About somethings like `pyg.data.separate.separate`

e-yi · March 26, 2024, 1:55pm

Currently, there are basically two methods to store numerous small graphs in a dataset with DGL. The first method is to store the graph structure and constructing a DGLGraph only in the dataset.__get_item__ method (e.g. QM9Dataset). The second method stores the graphs as a list within a member variable of the Dataset (e.g. ZINCDataset). The first method can be cumbersome, while the second may encounter memory issues. With something like separate, it will be possible to store a list of graphs as a batched graph and retrieve any of these graphs from the batched graph in a dataset without needing to unbatch it.

github.com

pyg-team/pytorch_geometric/blob/c75c7192f8048f90c8150d071a86a051d5cbb4f5/torch_geometric/data/in_memory_dataset.py#L111

      
        
            def get(self, idx: int) -> BaseData:
                # TODO (matthias) Avoid unnecessary copy here.
                if self.len() == 1:
                    return copy.copy(self._data)
            
            
    if not hasattr(self, '_data_list') or self._data_list is None:
                    self._data_list = self.len() * [None]
                elif self._data_list[idx] is not None:
                    return copy.copy(self._data_list[idx])
            
            
    data = separate(
                    cls=self._data.__class__,
                    batch=self._data,
                    idx=idx,
                    slice_dict=self.slices,
                    decrement=False,
                )
            
            
    self._data_list[idx] = copy.copy(data)
            
            
    return data

BarclayII · April 10, 2024, 12:53pm

Does dgl.slice_batch work for you?

e-yi · April 17, 2024, 3:21pm

Thanks, it may work.
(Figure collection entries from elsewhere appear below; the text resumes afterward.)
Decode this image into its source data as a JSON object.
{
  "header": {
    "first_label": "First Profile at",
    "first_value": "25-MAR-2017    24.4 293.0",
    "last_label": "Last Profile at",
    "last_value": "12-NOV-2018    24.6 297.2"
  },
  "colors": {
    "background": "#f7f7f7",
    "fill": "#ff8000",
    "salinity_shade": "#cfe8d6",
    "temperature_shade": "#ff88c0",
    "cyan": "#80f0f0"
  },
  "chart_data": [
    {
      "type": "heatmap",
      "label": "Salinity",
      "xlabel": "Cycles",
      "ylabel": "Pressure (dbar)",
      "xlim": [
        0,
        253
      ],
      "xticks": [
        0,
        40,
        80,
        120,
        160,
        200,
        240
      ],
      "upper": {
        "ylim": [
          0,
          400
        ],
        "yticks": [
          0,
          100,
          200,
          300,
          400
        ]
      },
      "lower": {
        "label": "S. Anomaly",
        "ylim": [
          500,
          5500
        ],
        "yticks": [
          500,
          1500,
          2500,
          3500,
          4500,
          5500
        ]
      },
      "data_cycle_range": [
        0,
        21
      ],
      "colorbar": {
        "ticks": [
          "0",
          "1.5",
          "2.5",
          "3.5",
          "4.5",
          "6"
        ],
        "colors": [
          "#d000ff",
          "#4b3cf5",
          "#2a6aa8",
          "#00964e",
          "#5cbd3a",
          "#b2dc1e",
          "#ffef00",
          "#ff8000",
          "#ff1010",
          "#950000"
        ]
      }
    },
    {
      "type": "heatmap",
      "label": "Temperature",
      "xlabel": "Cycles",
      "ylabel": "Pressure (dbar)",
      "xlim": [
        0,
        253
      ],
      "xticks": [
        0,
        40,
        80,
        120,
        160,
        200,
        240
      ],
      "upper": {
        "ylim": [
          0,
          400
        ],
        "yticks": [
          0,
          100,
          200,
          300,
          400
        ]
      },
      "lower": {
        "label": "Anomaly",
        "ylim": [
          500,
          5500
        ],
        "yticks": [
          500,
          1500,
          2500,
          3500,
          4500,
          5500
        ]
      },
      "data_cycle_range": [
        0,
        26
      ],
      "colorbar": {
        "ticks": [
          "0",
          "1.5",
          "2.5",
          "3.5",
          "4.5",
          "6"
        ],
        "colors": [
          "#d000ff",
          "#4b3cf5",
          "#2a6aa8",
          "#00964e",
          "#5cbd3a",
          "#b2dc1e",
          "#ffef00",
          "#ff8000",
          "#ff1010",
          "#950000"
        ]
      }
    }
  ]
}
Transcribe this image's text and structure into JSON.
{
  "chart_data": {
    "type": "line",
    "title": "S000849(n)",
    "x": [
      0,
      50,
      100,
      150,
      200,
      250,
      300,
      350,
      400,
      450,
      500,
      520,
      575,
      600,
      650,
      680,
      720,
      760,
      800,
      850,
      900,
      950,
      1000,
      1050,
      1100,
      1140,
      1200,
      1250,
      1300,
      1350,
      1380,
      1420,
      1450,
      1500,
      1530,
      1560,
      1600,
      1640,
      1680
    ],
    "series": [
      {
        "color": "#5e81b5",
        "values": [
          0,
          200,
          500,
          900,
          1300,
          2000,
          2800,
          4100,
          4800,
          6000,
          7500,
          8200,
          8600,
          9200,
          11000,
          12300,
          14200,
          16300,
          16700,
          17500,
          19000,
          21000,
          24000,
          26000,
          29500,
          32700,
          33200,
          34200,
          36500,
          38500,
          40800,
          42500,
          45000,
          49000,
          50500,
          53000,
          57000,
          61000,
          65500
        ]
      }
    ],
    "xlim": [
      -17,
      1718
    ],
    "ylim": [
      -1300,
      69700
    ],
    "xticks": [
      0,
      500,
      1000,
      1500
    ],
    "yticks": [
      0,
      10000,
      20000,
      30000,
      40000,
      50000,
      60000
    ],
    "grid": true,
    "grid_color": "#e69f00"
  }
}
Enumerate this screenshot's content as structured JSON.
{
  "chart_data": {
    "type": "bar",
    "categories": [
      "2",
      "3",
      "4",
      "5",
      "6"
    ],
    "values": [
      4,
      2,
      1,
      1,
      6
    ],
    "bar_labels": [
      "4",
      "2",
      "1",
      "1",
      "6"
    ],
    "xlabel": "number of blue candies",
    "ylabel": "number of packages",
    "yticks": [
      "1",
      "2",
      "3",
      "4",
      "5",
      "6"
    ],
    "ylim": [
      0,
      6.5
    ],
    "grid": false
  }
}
By the way, may I ask what prevents DGL from supporting the saving and loading of batched graphs? It would simply be much faster.

Rhett-Ying · April 18, 2024, 2:26am

Batched graph is a list of DGLGraphs and you may save them with dgl.save_graphs() together with additional info?

e-yi · April 18, 2024, 2:38am

I mean saving batched_graphs=dgl.batch(graphs) and preserving the information for unbatching after loading. See Any example for save/load single graph and batched graph? · Issue #936 · dmlc/dgl · GitHub.

Rhett-Ying · April 18, 2024, 2:53am

No such native support for batched graph for now. If you really want it, please file a feature request in DGL repo.

system · May 18, 2024, 2:54am

This topic was automatically closed 30 days after the last reply. New replies are no longer allowed.